The rules themselves
The logic is mostly contained within our Predicate class, which is how ValidWhen and InvisibleWhen are defined. Take a look at how it is defined and the example of LengthLessThanOrEqualTo:
public abstract class Predicate
{
public abstract bool IsTrue(ValueRetriever vr);
}
public abstract class ValueRetriever
{
public abstract object Retrieve(Identifier.CaseFieldIdentifier fieldID);
}
public class LengthLessThanOrEqualTo : Predicate
{
public Identifier.CaseFieldIdentifier Field { get; protected set; }
public int Length { get; private set; }
public LengthLessThanOrEqualTo(Identifier.CaseFieldIdentifier field, int length)
{
Field = field;
Length = length;
}
protected override bool GetIsTrue(ValueRetriever vr)
{
return ((string)vr.Retrieve(Field)).Length <= Length;
}
} The LengthLessThanOrEqualTo predicate can be used to define a maximum length rule. If the predicate is true, the form is invalid.
This isn’t as generic as it could be. The sorts of validation rules you can use are defined by the Predicate classes that are provided. If you don’t have a Predicate class that does what you want, you can’t specify an anonymous function in your form definition. We ended up with this limitation due to serialisation constraints (you don’t want to try and serialise anonymous functions!).
However the validation framework is not as limited as it might appear.

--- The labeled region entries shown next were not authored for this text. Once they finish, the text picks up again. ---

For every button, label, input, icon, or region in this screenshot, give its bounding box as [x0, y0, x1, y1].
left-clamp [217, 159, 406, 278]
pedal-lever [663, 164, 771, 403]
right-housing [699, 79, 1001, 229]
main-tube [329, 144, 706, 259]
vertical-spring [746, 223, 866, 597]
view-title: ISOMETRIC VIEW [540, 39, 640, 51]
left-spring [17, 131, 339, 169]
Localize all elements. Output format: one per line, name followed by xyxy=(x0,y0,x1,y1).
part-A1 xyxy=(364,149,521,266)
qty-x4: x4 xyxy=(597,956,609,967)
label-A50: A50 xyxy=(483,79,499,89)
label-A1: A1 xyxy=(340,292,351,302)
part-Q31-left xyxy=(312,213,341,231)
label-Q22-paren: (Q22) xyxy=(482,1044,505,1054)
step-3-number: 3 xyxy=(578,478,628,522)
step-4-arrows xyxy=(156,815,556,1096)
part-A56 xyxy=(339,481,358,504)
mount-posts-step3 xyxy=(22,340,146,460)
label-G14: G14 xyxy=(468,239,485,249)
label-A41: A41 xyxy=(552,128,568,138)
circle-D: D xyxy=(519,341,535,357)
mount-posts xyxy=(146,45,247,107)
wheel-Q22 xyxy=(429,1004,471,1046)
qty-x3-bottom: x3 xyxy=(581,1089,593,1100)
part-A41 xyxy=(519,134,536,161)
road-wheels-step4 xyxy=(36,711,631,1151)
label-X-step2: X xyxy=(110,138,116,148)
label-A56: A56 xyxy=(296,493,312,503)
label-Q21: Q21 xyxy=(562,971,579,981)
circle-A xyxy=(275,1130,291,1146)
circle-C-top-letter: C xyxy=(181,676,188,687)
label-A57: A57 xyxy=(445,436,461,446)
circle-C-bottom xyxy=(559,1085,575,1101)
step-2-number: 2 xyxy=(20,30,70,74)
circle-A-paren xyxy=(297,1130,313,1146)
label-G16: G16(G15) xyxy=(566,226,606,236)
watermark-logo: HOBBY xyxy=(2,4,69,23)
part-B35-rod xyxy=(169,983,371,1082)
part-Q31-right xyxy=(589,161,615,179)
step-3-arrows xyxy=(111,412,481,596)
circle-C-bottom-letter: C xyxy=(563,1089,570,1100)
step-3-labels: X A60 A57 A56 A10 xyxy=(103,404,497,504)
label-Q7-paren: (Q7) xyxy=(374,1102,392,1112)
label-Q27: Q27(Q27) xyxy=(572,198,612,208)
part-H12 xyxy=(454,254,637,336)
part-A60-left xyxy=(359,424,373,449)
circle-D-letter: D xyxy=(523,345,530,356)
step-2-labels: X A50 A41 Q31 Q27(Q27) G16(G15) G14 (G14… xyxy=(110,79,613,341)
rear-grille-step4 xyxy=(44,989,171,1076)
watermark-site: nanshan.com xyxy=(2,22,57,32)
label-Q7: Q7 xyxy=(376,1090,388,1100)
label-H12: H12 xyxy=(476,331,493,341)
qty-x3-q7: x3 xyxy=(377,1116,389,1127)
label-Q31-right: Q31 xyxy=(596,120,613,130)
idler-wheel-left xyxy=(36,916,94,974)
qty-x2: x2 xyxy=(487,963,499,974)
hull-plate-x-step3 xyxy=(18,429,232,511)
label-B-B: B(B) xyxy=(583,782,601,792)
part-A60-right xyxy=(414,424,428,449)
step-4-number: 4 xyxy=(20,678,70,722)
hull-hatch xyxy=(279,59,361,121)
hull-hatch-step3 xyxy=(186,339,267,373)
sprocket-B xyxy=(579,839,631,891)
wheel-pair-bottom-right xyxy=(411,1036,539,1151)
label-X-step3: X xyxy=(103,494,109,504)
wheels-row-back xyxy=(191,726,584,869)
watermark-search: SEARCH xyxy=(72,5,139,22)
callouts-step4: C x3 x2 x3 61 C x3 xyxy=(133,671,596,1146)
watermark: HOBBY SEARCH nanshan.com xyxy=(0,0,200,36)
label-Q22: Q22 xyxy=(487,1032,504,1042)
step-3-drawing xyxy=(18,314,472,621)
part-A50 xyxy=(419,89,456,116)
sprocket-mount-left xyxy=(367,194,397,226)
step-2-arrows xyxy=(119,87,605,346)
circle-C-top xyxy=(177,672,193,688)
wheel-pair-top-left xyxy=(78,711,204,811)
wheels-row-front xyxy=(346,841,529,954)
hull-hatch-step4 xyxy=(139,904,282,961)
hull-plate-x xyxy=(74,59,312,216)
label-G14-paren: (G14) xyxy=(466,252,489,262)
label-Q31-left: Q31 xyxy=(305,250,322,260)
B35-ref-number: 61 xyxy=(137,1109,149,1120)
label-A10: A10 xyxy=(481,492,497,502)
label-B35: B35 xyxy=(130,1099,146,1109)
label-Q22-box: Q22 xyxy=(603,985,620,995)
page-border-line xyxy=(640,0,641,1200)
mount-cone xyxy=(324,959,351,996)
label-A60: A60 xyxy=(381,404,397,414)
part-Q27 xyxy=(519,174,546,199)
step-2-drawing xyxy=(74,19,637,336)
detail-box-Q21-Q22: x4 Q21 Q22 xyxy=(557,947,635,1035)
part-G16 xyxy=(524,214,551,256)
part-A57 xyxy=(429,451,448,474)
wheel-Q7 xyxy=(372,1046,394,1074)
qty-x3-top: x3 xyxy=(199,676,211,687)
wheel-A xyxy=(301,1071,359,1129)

As well as predicates like NonEmpty, LengthGreaterThan and MatchesPattern, we also provided predicates that combine other predicates:
public class All : Predicate
{
private readonly IEnumerable<Predicate> Predicates;
public All(IEnumerable<Predicate> predicates)
{
Predicates = predicates;
}
public override bool IsTrue(ValueRetriever vr)
{
return Predicates.All(x => x.IsTrue(vr));
}
}
public class Any : Predicate
{
private readonly IEnumerable<Predicate> Predicates;
public Any(IEnumerable<Predicate> predicates)
{
Predicates = predicates;
}
public override bool IsTrue(ValueRetriever vr)
{
return Predicates.Any(x => x.IsTrue(vr));
}
}
public class Not : Predicate
{
private readonly Predicate Predicate;
public Not(Predicate predicate)
{
Predicate = predicate;
}
public override bool IsTrue(ValueRetriever vr) => !Predicate.IsTrue(vr);
} This gives us a great flexibility. It allows us to define rules such as:
new ValidationRule
{
ErrorMessage = "Either one of email address or phone number is required",
ValidWhen = new Any(
new Predicate[]
{
new NonEmpty(emailAddress.CaseFieldIdentifier),
new NonEmpty(telephone.CaseFieldIdentifier)
}
),
InvalidFields = new [] {emailAddress.CaseFieldIdentifier, telephone.CaseFieldIdentifier }
} Sharing our rules
Unfortunately we ran into some challenges with serialising and deserialising our form definitions. We only realised this late in the Dev Camp and didn’t resolve them completely.
The first issue related to the serialisation of subclasses. This is important for us, because we need to know, for example, which subclass of Predicate is defining our ValidationRule. By default Json.NET doesn’t allow you to specify in the json which subclass to deserialise to. You can change this, by setting the TypeNameHandling setting. However there are security issues to take into account.
The other issue was related to this. Our server and client side were targeting different .NET frameworks. For Blazor, we were using the preview .NET Standard. For our server side, due to other components we wanted to use, we were using .NET Core. We found when we ran these projects, the fully qualified type of primitives (e.g. strings) was different between the two. This meant that our naïve serialisation couldn’t be deserialised in the other project.
It was frustrating to only realise this at a late stage, and this prevented us joining us frontend and backend together. However it was not all bad news, we were able to test the two separately, e.g. using non-serialised form definitions to test the rendering of forms in the browser. It was exciting to see the validation rules and invisibility rules giving real time feedback as data was entered in our forms. We were running C# validation in the browser. Although we didn’t quite get there, running that same validation server-side was within arm’s reach and we’ll get it running at our next opportunity.